Topic: Discussion of wolfSSL Features

This is in response to a thread started on the old wolfSSL forums -- now moved here:

What system are you on?

Do you think we should add a bug report category to the new forums?  Go ahead and post to whichever one you like though we'd prefer the new forums I guess just to show it's being used smile

The next release will allow CA signed cert generation but there won't be an intermediate output where certs can be sent to other signers (just wolfSSL CA signing).  Do you think another tool that provides intermediate certs would be useful?  Is there anything wrong with the tools people are currently using or things you'd like to see improved?

My application:
I am experimenting with using wolfSSL to encrypt data traffic between two ARM microcontrollers (over TCP/IP as well as RS232, USB, etc) -- so one MCU acts as the server and the other as the client (both using certificates). As my system is memory constrained, I keep my bio transmit buffers small (since SSL already has sufficient buffer space for TX messages).

Actually, this brings up a question: is there anything wrong with leaving a single SSL session running for days, weeks, or months on end without closing it and reopening?  (Should the encryption keys be refreshed every so often?)

Signing Certs:
If I am understanding you right, it sounds like the only option for a wolfSSL client to use a signed certificate will be for another device (running a CA or wolfSSL) to generate the public/private certificate pair, sign the public certificate, and then transmit the certificate pair to the wolfSSL client.

In the context of embedded devices, I think it would be nice to have the ability to have your embedded device generate its own public and private certificate pair and then present only its public key to a CA for signing (thereby eliminating the possibility of the private key being exposed).

I have been experimenting with OpenSSL's command line interface for certificate signing -- I guess that I am not overly impressed with the way they keep their database (in a text file, with a second text file keeping track of the current index number) -- but I don't have any real suggestions for how to improve this either...
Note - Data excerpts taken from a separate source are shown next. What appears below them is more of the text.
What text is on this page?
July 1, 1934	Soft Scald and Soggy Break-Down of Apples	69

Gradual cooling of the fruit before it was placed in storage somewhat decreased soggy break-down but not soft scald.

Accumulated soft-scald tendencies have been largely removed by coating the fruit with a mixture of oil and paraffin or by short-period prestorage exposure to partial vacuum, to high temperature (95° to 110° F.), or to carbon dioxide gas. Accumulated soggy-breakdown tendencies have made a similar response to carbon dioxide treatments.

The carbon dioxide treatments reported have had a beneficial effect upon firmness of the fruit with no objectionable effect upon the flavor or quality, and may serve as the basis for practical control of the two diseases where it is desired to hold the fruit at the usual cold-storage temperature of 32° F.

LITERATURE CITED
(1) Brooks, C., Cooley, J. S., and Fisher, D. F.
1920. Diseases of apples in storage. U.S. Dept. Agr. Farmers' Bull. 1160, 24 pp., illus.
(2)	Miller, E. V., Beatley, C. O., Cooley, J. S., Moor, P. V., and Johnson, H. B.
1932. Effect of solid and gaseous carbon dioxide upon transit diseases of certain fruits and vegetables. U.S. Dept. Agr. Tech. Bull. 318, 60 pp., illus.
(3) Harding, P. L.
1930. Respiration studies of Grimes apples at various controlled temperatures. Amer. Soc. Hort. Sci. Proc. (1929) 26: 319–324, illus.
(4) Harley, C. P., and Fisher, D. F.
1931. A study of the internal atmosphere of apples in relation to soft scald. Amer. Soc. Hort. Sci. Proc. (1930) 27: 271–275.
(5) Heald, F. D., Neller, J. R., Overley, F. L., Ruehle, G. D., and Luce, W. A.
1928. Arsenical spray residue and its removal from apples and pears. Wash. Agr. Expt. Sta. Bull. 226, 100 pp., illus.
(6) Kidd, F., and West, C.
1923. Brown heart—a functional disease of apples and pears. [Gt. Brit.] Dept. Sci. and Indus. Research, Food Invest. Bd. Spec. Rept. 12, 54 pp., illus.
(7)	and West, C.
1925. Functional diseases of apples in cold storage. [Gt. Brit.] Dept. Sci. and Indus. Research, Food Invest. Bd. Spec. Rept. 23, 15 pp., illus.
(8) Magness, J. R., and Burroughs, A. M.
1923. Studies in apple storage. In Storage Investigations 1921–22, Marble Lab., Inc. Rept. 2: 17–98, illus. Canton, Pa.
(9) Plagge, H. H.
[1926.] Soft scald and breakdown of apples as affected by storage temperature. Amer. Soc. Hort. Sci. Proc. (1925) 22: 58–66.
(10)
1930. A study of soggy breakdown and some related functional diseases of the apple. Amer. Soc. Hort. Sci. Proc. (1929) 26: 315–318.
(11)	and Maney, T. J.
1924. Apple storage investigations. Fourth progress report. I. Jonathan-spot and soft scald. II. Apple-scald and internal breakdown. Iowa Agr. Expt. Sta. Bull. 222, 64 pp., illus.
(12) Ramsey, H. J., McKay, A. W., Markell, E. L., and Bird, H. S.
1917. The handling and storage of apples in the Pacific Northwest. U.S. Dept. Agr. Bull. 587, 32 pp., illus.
For now it seems nice to keep your new forum structure (bugs and questions in one section) as it is easy to see what other wolfSSL are up to. If the # of posts start to get over whelming it might be a good idea to separate bugs from questions.


Re: Discussion of wolfSSL Features

It depends.  Some people say not to use a session more than 500 seconds in case the server's private key is compromised.  Some say not to send more than a certain amount of data, certainly not more than 4 GB.  If you control the server and know the private key is secure you don't really gain much by continually starting and stopping a session unless you're transferring large amounts of known plaintext data.

wolfSSL can create public or private keys.  Certificates are only public in the SSL domain.  And more than the public key is needed to create/sign a public certificate.  All of the common name elements and days valid are needed in addition at the minimum.  Maybe wolfSSL will add a cert ready for signing type structure that isn't x.509 request standard, that's a lot of ASN.1/X.509 code that doesn't add much to our embedded SSL product.  I'll keep that in mind.


Re: Discussion of wolfSSL Features

Okay, thanks.

After hearing what you have to say here, I agree that adding unsigned certificate generation is probably not worth the effort and code space required -- especially if it isn't even x.509 standard.